Nobody looks at a full-size dually pickup and says, "Nah, that's too small." They aren't easy to maneuver as-is and making them a foot wider certainly wouldn't help the cause. The person behind this 1997 Dodge Ram 3500 wanted their truck to be unique, though, so instead of installing train horns and big wheels like everyone else, they went ahead and added even more girth to its already planted stance. Now you can nab it for your own collection if you'd like.
Luckily, this wasn't a hack job where they added some extra sheet metal on one side and called it good. Rather, a shop spent 1,400 hours making it look factory fresh—even the interior was custom-made to fill out the extra space.
If your road trip was made up of nothing but interstates, this would surely be a comfy truck to complete it in. Look at the fold-down center console for the front bench seat—that's got to be a reupholstered couch cushion, right? Even the dashboard was masterfully done with dual glovebox handles and storage cubbies in between the passenger-side vents.
We could spend more time talking about the TV monitors inside or the two-piece windshield, but let's move on to the exterior. If the online materials are correct, this truck measured 93.8 inches wide from the factory; that was measured from one rear fender to the other, though, and the truck should now be that wide between the mirrors. And since the entire truck's extremities have been stretched, there's no need for protruding fenders out back, giving the illusion that it's a single-rear-wheel Cummins. That's not the case, though, as it wears two pairs of 16- by 6-inch wheels on the rear axle.
The same 5.9-liter, 12-valve, diesel inline-six is under the hood even though there's probably enough room for two of them now. That'd just be overkill, though. It sends power through a five-speed Weller manual transmission and ends up at the rear axle, which rolls with 3.54 gears, perfect for highway cruising. Should you need traction at all four corners, you can engage the two-speed NV241 HD transfer case with shift-on-the-fly hubs.
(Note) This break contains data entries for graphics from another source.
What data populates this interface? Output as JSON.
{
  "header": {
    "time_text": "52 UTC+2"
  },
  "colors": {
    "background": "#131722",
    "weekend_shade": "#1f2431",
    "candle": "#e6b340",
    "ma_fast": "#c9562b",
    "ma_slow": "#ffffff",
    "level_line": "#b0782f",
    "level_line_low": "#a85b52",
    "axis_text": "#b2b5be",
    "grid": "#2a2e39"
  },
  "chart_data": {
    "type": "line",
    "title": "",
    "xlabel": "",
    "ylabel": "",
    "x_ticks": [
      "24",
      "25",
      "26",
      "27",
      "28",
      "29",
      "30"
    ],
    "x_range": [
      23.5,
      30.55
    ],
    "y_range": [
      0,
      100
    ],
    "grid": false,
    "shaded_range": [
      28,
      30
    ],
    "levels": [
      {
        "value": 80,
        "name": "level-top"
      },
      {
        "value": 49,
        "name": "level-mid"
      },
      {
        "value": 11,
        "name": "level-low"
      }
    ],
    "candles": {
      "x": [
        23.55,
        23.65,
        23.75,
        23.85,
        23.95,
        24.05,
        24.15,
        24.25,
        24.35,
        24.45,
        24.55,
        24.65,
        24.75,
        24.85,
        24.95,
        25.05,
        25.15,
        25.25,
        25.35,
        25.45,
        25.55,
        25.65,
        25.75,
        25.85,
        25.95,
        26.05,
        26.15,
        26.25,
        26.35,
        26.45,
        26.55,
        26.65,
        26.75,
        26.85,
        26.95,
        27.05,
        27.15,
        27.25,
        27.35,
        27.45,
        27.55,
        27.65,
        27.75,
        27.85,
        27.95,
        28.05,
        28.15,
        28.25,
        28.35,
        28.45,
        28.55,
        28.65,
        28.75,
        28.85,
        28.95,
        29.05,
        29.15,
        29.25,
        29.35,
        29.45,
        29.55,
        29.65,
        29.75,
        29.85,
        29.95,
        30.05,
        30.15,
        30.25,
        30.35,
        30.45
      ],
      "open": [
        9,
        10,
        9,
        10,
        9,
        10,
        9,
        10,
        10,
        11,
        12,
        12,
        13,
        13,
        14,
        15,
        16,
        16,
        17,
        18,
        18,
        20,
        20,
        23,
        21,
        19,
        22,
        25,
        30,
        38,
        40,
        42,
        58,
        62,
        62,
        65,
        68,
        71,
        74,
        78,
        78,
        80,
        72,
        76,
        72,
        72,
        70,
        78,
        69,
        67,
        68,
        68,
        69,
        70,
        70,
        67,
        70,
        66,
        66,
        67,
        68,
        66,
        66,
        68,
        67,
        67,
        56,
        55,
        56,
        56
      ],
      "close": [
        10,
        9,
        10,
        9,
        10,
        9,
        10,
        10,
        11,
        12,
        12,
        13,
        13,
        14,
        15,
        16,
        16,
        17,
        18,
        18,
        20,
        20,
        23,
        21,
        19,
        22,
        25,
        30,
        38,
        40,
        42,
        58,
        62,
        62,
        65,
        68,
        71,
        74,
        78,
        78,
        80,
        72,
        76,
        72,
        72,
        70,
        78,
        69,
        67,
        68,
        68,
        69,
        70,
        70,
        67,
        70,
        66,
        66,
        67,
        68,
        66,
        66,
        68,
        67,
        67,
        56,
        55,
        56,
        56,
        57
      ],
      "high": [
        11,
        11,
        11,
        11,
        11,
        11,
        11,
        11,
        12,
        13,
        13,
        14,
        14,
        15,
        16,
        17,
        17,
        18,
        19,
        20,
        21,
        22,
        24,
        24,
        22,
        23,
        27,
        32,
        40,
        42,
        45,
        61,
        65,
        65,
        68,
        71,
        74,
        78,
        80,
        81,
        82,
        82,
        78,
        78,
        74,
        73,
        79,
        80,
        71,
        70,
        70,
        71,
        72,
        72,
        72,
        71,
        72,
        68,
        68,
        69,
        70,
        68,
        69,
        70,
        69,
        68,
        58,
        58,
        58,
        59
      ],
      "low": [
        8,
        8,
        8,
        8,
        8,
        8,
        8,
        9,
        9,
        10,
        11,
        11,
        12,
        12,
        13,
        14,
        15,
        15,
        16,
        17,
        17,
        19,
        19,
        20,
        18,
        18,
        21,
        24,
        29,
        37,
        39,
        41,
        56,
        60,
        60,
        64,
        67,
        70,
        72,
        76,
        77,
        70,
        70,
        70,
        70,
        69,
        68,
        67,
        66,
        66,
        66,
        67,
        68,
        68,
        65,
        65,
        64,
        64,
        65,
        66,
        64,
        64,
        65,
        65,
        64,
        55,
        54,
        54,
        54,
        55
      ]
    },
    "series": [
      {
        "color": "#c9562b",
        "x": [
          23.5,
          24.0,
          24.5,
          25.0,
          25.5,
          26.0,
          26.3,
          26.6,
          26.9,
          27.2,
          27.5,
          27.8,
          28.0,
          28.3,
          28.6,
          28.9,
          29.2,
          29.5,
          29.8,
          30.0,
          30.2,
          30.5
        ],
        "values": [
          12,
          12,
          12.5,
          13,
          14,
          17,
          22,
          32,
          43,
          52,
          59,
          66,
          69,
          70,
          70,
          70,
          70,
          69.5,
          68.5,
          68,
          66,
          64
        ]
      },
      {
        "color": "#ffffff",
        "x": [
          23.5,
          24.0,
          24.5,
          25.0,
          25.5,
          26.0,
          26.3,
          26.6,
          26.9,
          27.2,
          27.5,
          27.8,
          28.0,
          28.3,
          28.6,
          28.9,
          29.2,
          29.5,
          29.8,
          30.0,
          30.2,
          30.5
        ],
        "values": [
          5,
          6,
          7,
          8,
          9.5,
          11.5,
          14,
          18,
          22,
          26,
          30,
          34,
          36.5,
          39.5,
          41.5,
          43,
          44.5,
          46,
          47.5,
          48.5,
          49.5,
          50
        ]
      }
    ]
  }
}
It's a single-owner truck with less than 79,000 miles on the odometer. Listed on Craigslist with a price of $31,999, it might be worth more if it were stock given the current market for untouched, used pickups. That's neither here nor there, though, as this surely cost a ton to complete back in the day. If you want endless internet points for falling on a sword no one else wants to fall on, this may be the vehicle to do it with.